Peut-on vous demander quel a été votre parcours personnel ?
J’ai été musicien pendant des années, j’étais percussionniste, auteur, compositeur, arrangeur, j’ai fait de la musique pendant 15 ans, mais j’ai aussi un diplôme d’électromécanicien, j’ai fait beaucoup de décoration, de création de meubles. Je suis assez technique, c’est une des raisons pour lesquelles on m’a engagé ici. J’ai toujours un studio d’enregistrement, donc je suis sensible à la qualité du son, de l’image, à la technicité. J’ai fait aussi du montage vidéo. Puis j’ai été pendant six ans à La Pagode, à la fois directeur et projectionniste. Avant de m’occuper de La Pagode, je m’occupais déjà un peu de manière officieuse du Saint-Germain, du Racine, mais techniquement, quand il y avait des travaux, quand il y avait un problème en cabine. Devenu cinéma en 1931, La Pagode avait été précédemment pendant 30 ans lieu de réceptions, d’où quelques difficultés au sujet de la restauration qui n’a toujours pas été effectuée.
Depuis combien de temps êtes-vous directeur du Cinéma des Cinéastes ? Quelle différence faites-vous entre sa gestion et celle de La Pagode ?
Je suis directeur depuis huit mois, et ici il y a une vision plus dynamique, plus politique, plus culturelle qu’à La Pagode, c’est d’ailleurs tout l’intérêt et c’est assez passionnant. D’autre part, à La Pagode, je ne m’occupais pas de la gestion, tout était centralisé au siège social. La Pagode fait partie d’un ensemble regroupant le Racine, le Saint-Germain des prés, sous l’appellation d’Etoile Cinéma : je regardais le bilan en fin d’année et c’est tout… Il y a plusieurs façons de diriger un cinéma : à la Pagode, cela voulait dire être sur le terrain, s’occuper des équipes, des emplois du temps, de la sécurité des spectateurs… Ici, c’est cela, mais c’est aussi s’occuper de l’organisation des événements, de la gestion, des finances, avoir un regard sur la programmation… Mais je ne suis pas seul non plus, j’ai une équipe formidable.
Combien êtes-vous ?
Nous sommes neuf, parce que le cinéma ne ferme pas. Il faut donc trois caissiers, trois projectionnistes, et j’ai deux assistants. Mais il me semble essentiel de faire partir moi-même des projections, d’être régulièrement à la caisse, de m’occuper des rendez-vous techniques pour les événements, de faire tous les essais techniques. C’est important de montrer aux gens avec qui je travaille que, pour moi, il n’y a pas de sot métier dans le cinéma.
Un restaurant est intégré au cinéma, comment est-il géré ?
C’était d’abord un bistrot qui s’appelait Le père Lathuile, géré en interne, mais c’est une affaire qui a eu du mal à perdurer parce que c’est un métier à part : restaurateur, ça ne s’invente pas.
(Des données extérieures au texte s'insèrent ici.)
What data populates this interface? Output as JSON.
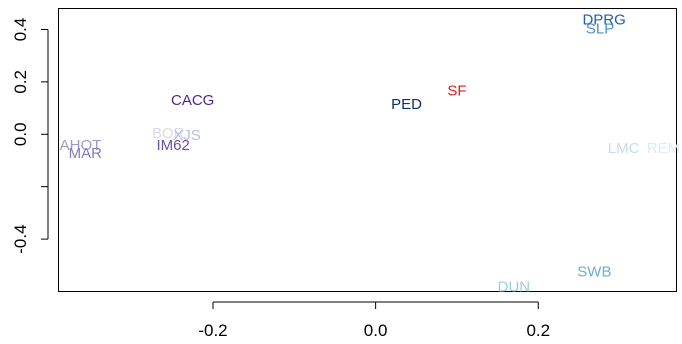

On a donc donné la gérance à un vrai restaurateur en la personne d’Henri Béar, créateur du Cou de la girafe. Et maintenant c’est un bar-restaurant qui marche très bien, c’est très bon.
Quelle est la spécificité du Cinéma des cinéastes ?
C’est qu’il appartient à l’ARP et donc aux 200 auteurs, réalisateurs, producteurs qui participent activement à l’élaboration de la politique cinématographique française mais aussi européenne. Le Cinéma des Cinéastes est un excellent outil d’observation du monde de l’exploitation des œuvres en salle pour l’association. C’est un cas unique, je crois. Certains réalisateurs possèdent une salle de cinéma, mais plusieurs réalisateurs se réunissant pour exploiter une salle, cela n’existe pas ailleurs à ma connaissance.
L’ARP ne finance pas le fonctionnement du cinéma. Nous sommes donc assujettis aux mêmes problèmes que les autres salles indépendantes.
Nous avons un programmateur sous contrat, engagé pour plusieurs années et payé au pourcentage sur les entrées réalisées. Il assure la négociation avec les distributeurs, ce qui permet d’éviter une dépendance trop grande par rapport aux réalisateurs de l’ARP. Notre programmation est axée sur l’Art et Essai, mais ce programmateur a carte blanche. Je vois néanmoins les films qu’il veut programmer, et je peux donner mon avis, même si c’est lui qui décide en dernière instance.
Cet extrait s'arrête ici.